I sacerdoti del quinto Decanato, insieme ai fedeli, guideranno la recita del Rosario in suffragio delle vittime. Durante la veglia verrà letto un messaggio di cordoglio del cardinale Mimmo Battaglia, oggi impegnato a Roma. La comunità vuole offrire vicinanza spirituale alle famiglie e ribadire che nessuno deve morire lavorando.
Nel frattempo, la Uil Campania e la Feneal Uil regionale si muovono sul piano giudiziario. I sindacati hanno incaricato i propri legali di costituirsi parte civile nel processo per la strage di venerdì scorso. “Non possiamo restare in silenzio davanti all’ingordigia che sacrifica la sicurezza per il profitto”, dichiarano i sindacati.

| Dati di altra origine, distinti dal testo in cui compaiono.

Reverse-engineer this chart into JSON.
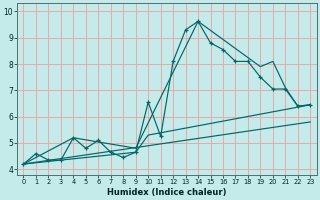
{
  "xlabel": "Humidex (Indice chaleur)",
  "bg_color": "#c5eaea",
  "grid_color": "#e8a8a8",
  "line_color": "#006666",
  "xlim": [
    -0.5,
    23.5
  ],
  "ylim": [
    3.8,
    10.3
  ],
  "xticks": [
    0,
    1,
    2,
    3,
    4,
    5,
    6,
    7,
    8,
    9,
    10,
    11,
    12,
    13,
    14,
    15,
    16,
    17,
    18,
    19,
    20,
    21,
    22,
    23
  ],
  "yticks": [
    4,
    5,
    6,
    7,
    8,
    9,
    10
  ],
  "line1_x": [
    0,
    1,
    2,
    3,
    4,
    5,
    6,
    7,
    8,
    9,
    10,
    11,
    12,
    13,
    14,
    15,
    16,
    17,
    18,
    19,
    20,
    21,
    22,
    23
  ],
  "line1_y": [
    4.2,
    4.6,
    4.35,
    4.35,
    5.2,
    4.8,
    5.1,
    4.65,
    4.45,
    4.65,
    6.55,
    5.25,
    8.1,
    9.3,
    9.62,
    8.8,
    8.55,
    8.1,
    8.1,
    7.5,
    7.05,
    7.05,
    6.4,
    6.45
  ],
  "line2_x": [
    0,
    4,
    9,
    14,
    19,
    20,
    21,
    22,
    23
  ],
  "line2_y": [
    4.2,
    5.2,
    4.8,
    9.62,
    7.9,
    8.1,
    7.1,
    6.4,
    6.45
  ],
  "line3_x": [
    0,
    9,
    10,
    23
  ],
  "line3_y": [
    4.2,
    4.65,
    5.3,
    6.45
  ],
  "line4_x": [
    0,
    23
  ],
  "line4_y": [
    4.2,
    5.8
  ]
}
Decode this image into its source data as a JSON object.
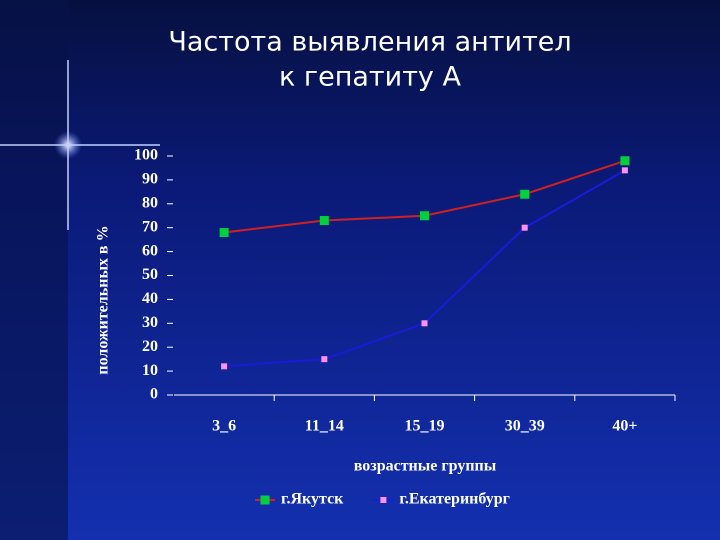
{
  "chart_data": {
    "type": "line",
    "title": [
      "Частота выявления антител",
      "к гепатиту А"
    ],
    "x_label": "возрастные группы",
    "y_label": "положительных в %",
    "categories": [
      "3_6",
      "11_14",
      "15_19",
      "30_39",
      "40+"
    ],
    "series": [
      {
        "name": "г.Якутск",
        "color": "#d02020",
        "marker_color": "#00d040",
        "marker_size": 9,
        "values": [
          68,
          73,
          75,
          84,
          98
        ]
      },
      {
        "name": "г.Екатеринбург",
        "color": "#1a1ad8",
        "marker_color": "#ff90f0",
        "marker_size": 6,
        "values": [
          12,
          15,
          30,
          70,
          94
        ]
      }
    ],
    "ylim": [
      0,
      100
    ],
    "yticks": [
      0,
      10,
      20,
      30,
      40,
      50,
      60,
      70,
      80,
      90,
      100
    ],
    "grid": false,
    "legend": "bottom"
  }
}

Giovanni Sgambati e Andrea Lanzetta chiedono giustizia per i tre lavoratori morti nel cantiere di Napoli. La Uil e la categoria Feneal vogliono anche sostenere concretamente le famiglie colpite dalla tragedia. Oltre all’assistenza immediata, i sindacati offriranno supporto legale se le famiglie ne avranno bisogno.
Il dolore per la perdita si unisce all’impegno per la sicurezza e alla richiesta di responsabilità chiare. La città ricorda le vittime, mentre il mondo del lavoro chiede verità, giustizia e tutele concrete.